I imagine a world where queer babies run wild into the ocean. I imagine a world where queerness is everything and everyone. I imagine a world where pink is blue and blue is pink. I imagine a world where our pain is connected and our liberation is free. I imagine a world where peace is the origin of our hearts. I imagine a world where little boys can wear glitter dresses. I imagine a world where we slay every day. I imagine a world where black babies aren’t killed because of their flamboyance. I imagine a world where little black gay boys can prance in the moonlight. I imagine a world where we each don’t have a gender or color to represent our essence. I imagine a world where black gay boys are leaders and achievers. I imagine a world where seeing is believing. I imagine a world where glitter can stain school hallways and truly uplift those who are queer. I imagine a world where our genitalia do not define our success. I imagine a world where we each have ample opportunity to grow, prosper, and flourish. I imagine a world with pink tutus on black boys. I imagine a world where glitter falls from the sky. I imagine a world where love truly is love. —Tyler Kahlil Maxie, Chicago, Illinois

*

I wonder what it would be like to automatically be given the benefit of doubt; that it would be assumed that I and my opinions have merit; that my contribution is worthy of consideration, even if it is ultimately rejected: to not be dismissed out of hand, and once all other options have been exhausted, to be reconsidered, and found worthy of appropriation. I wonder what the opposite of a pariah is: a paragon, revered instead of reviled.

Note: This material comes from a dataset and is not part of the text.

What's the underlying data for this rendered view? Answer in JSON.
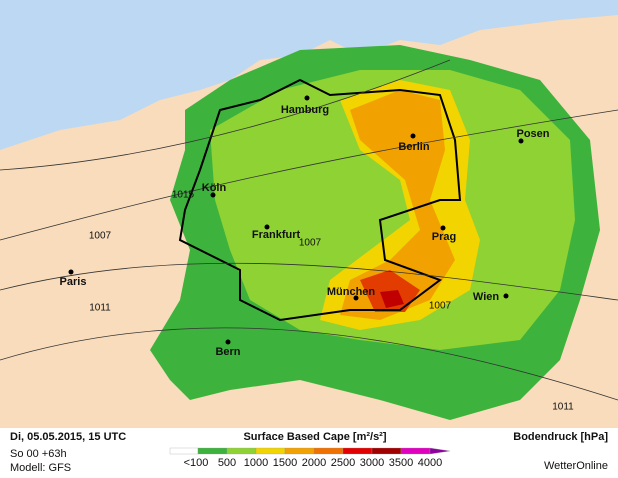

There’s a reality where my skin is not a weapon, rather a virtue; an asset instead of armor. I wonder what it’s like to be the default. I wonder what tenderness is like, what it’s like when the world doesn’t exist to calcify my exterior, to prepare me for the blows to come, but rather cradles and protects so that the slightest scratch is unbearable. I wonder what hardness feels like when all you’ve known is softness. —James E. Bailey, Frankfurt am Main, Germany

 

Natasha Marin is a conceptual artist whose people-centered projects have been featured in Artforum, the New York Times, the Washington Post, the Los Angeles Times, and others. In 2018, Marin manifested “The States of Matter,” “The (g)Listening,” and “Ritual Objects”—a triptych of audio-based conceptual art exhibitions in and around Seattle.

From Black Imagination: Black Voices on Black Futures, curated by Natasha Marin, published earlier this year by McSweeney’s.